Ransomware Hackers Hit Ukraine’s Energy Ministry Website
Hackers dismantled Ukraine’s energy ministry website on Tuesday, encrypting files in a targeted ransomware attack that officials deemed an “isolated incident.”
The cyber kidnappers posted on the website a message in English demanding 0.1 Bitcoin, equivalent to about $940, to retrieve the encrypted files, Reuters reported. A Ukrainian cyber police official said the energy ministry’s email was operational and that no other government websites had been compromised.
At this point, the Ukrainian government has not indicated if it will acquiesce to the relatively small ransom demand or when it expects the downed site will be up and running.
Security specialist AlienVault told the BBC that the attack appears to be the work of two different cyber gangsters. The first bad actor, going by the name “X-zakaria,” set fire to the webpage while a second, perhaps opportunistic, extortionist encrypted files and put up a ransomware screen with a demand for money.
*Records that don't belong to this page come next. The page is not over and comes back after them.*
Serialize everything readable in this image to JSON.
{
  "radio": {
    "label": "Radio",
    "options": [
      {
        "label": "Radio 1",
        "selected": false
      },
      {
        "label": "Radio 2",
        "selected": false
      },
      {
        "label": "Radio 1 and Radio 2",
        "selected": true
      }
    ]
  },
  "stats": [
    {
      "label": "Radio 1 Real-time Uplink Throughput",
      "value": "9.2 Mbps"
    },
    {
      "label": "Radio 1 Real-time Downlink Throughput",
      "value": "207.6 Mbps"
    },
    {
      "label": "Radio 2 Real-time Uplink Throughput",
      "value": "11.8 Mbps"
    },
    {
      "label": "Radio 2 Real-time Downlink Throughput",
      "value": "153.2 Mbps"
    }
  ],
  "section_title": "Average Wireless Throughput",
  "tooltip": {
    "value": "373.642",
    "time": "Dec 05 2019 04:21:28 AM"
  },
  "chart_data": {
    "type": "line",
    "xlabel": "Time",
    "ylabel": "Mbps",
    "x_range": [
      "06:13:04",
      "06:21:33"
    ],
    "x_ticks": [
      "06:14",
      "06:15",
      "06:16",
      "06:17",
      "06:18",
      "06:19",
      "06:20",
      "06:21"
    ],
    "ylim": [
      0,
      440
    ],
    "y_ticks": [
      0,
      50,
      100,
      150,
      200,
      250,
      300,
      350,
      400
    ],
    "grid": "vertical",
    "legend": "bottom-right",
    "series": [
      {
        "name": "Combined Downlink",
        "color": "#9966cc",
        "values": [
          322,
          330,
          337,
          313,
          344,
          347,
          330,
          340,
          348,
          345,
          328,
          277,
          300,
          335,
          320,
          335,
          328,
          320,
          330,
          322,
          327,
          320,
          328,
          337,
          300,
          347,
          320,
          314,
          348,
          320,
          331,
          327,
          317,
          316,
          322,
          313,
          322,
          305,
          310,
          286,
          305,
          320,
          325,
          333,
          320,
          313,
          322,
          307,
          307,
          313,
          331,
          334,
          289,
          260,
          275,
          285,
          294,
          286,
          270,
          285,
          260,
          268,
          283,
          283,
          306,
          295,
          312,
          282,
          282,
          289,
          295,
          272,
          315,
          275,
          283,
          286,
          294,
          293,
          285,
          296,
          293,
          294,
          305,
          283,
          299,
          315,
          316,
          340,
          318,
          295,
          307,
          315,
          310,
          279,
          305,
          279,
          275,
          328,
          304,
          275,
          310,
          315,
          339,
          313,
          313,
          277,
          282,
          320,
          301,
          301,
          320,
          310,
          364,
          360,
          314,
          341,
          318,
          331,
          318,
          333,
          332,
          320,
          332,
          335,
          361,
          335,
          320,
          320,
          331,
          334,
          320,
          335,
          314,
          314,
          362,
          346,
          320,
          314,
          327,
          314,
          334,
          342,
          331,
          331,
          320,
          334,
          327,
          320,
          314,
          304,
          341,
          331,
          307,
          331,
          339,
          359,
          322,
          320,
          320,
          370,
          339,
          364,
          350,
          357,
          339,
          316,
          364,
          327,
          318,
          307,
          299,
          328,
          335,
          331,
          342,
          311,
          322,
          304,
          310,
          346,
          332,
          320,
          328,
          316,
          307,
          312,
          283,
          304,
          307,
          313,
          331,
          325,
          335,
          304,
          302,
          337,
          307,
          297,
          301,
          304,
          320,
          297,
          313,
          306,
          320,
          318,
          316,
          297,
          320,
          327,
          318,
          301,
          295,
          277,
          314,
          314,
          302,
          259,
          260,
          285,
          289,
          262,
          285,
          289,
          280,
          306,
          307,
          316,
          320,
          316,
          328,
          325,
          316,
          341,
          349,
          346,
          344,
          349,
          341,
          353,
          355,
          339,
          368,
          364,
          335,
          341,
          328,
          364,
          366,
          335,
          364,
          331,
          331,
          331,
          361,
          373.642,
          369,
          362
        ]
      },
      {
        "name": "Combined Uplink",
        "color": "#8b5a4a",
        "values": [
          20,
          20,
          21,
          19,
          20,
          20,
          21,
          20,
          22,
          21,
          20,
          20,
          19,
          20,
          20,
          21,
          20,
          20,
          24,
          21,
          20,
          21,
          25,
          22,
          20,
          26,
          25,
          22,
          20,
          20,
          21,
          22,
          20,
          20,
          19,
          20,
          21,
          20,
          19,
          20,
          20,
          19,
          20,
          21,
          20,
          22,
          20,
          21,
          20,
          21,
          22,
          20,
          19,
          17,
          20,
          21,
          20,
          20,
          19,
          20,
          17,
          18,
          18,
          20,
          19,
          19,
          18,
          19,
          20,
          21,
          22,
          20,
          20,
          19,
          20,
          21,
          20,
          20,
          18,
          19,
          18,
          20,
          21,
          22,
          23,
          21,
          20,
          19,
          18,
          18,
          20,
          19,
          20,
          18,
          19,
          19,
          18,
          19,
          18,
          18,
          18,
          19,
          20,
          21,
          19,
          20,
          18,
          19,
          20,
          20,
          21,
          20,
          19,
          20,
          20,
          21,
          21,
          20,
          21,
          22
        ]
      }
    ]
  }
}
There’s no evidence to say the attackers worked in tandem.
“What has probably happened here is that a hacktivist has hacked the site for fun, then the criminal ransomware attacker has used their backdoor, which you can see at the bottom of the page, to try and make some money,” AlienVault security researcher Chris Doman told the BBC.
Ukraine has routinely blamed Russia for cyber attacks inflicted on its critical infrastructure but it’s unlikely these hackers were nation-state sponsored, Doman suggested. “In this case, the evidence points to something more mundane,” he said.
What’s always difficult to tell with any certainty is if an attack is a trial balloon for something far larger and more sinister to follow. Certainly, there are substantial precedents. Last October, a ransomware attack called Bad Rabbit, thought to be a new Petya malware variant, spread from Russia and the Ukraine to countries worldwide, including the U.S. That attack affected systems at three Russian websites, an airport in Ukraine and an underground railway in Kiev.
Three months earlier a far more extensive and insidious ransomware attack hit Ukraine’s government, national bank, transportation services and largest power companies in an online extortion that quick spread worldwide and infected a number of critical infrastructure providers. The attack, fueled by the NotPetya malware, reverberated to some multinational corporations, including Federal Express, drug giant Merck, legal firm DLA Piper, global shipper Maersk and Nivea.
Overall, while the number of ransomware variants has shrunk, the incidents have increased. In February, Christopher Young, McAfee CEO, told CNBC that ransomware is “today’s modern-day extortion and it’s something that criminals are going to continue to drive because they can make money, and that’s something that we’re very concerned about.”
According to Verizon’s 2018 Data Breach Investigations Report, ransomware attacks accounted for nearly half of all malware incidents in 2017, making it the “most prevalent variety of malicious code” in 2017.